Zahlen fakten solarenergie

Die Grundlagen: Was leistet eine Solaranlage wirklich?

Wenn du an Solarenergie denkst, stellst du dir wahrscheinlich diese dunklen Platten auf dem Dach vor. Diese Platten nennt man Photovoltaik-Module (kurz PV-Module). Sie wandeln Sonnenlicht direkt in elektrischen Strom um. Aber wie viel Strom kommt dabei heraus? Das ist die erste große Frage, und die Antwort hängt von verschiedenen Faktoren ab.

Die Leistung in Kilowatt Peak (kWp)

Jedes Solarmodul hat eine bestimmte Leistung, die unter idealen Testbedingungen gemessen wird. Diese Leistung gibst du in Kilowatt Peak (kWp) an. Das ist sozusagen die „Nennleistung“ der Anlage. Stell dir das vor wie den Motor deines Autos: Er hat eine bestimmte PS-Zahl, die er theoretisch liefern kann. Für ein typisches Einfamilienhaus empfehlen Experten oft Anlagen zwischen 5 und 10 kWp. Eine 8 kWp Anlage ist ein guter Richtwert für einen durchschnittlichen Vier-Personen-Haushalt, der viel Strom verbraucht oder plant, ein Elektroauto zu laden.

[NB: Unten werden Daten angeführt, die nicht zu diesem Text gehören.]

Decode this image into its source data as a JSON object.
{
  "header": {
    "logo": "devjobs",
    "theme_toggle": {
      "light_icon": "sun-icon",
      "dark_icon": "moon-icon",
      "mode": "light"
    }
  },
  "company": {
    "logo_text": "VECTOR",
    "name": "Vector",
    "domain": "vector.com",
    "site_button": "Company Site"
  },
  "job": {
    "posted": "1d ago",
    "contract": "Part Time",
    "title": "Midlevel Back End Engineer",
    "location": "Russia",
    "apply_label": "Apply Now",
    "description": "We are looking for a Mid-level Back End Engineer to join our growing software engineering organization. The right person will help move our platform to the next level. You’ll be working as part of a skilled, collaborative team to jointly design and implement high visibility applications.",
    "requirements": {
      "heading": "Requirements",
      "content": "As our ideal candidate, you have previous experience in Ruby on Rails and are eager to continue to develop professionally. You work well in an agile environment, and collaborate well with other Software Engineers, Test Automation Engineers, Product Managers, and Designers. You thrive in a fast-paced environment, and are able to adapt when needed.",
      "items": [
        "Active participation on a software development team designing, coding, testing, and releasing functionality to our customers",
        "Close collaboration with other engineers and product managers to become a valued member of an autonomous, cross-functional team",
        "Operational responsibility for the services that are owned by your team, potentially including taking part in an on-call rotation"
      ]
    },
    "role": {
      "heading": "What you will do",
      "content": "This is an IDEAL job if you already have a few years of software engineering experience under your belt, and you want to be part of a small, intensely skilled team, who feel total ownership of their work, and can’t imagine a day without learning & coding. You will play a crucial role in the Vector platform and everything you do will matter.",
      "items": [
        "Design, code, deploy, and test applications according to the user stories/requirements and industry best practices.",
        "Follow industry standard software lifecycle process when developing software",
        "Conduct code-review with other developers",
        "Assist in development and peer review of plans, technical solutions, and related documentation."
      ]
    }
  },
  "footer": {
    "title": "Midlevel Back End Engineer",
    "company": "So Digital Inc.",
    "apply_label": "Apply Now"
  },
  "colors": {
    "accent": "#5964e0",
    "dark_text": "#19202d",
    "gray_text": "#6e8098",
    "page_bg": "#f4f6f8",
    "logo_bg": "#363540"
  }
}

VIDEO: 5 Jahre Photovoltaik mit Speicher – wrden wir alles wieder so machen? Zahlen, Daten, Fakten.

Der Jahresertrag: Die wichtigste Zahl für deine Rechnung

Die kWp-Zahl allein sagt wenig über den tatsächlichen Ertrag über das Jahr aus. Wichtiger ist der Jahresertrag, also wie viel Kilowattstunden (kWh) die Anlage im Laufe eines Jahres produziert. In Deutschland liegt der spezifische Jahresertrag je nach Standort und Ausrichtung des Daches meistens zwischen 850 und 1.100 kWh pro installiertem kWp.

Rechnen wir das kurz durch: Wenn du eine 8 kWp Anlage hast und dein Dach perfekt nach Süden ausgerichtet ist, kannst du mit etwa 8.800 kWh im Jahr rechnen (8 kWp multipliziert mit 1.100 kWh/kWp). Wenn das Dach ungünstig liegt (z.B. nach Osten/Westen), landen wir eher bei 7.500 kWh (8 kWp multipliziert mit 950 kWh/kWp). Das sind die Zahlen, die du brauchst, um deinen Strombedarf mit deiner eigenen Produktion abzugleichen. Schau mal auf deine alten Stromrechnungen – wie viele kWh hast du im letzten Jahr verbraucht? Diese Zahl ist dein Zielwert.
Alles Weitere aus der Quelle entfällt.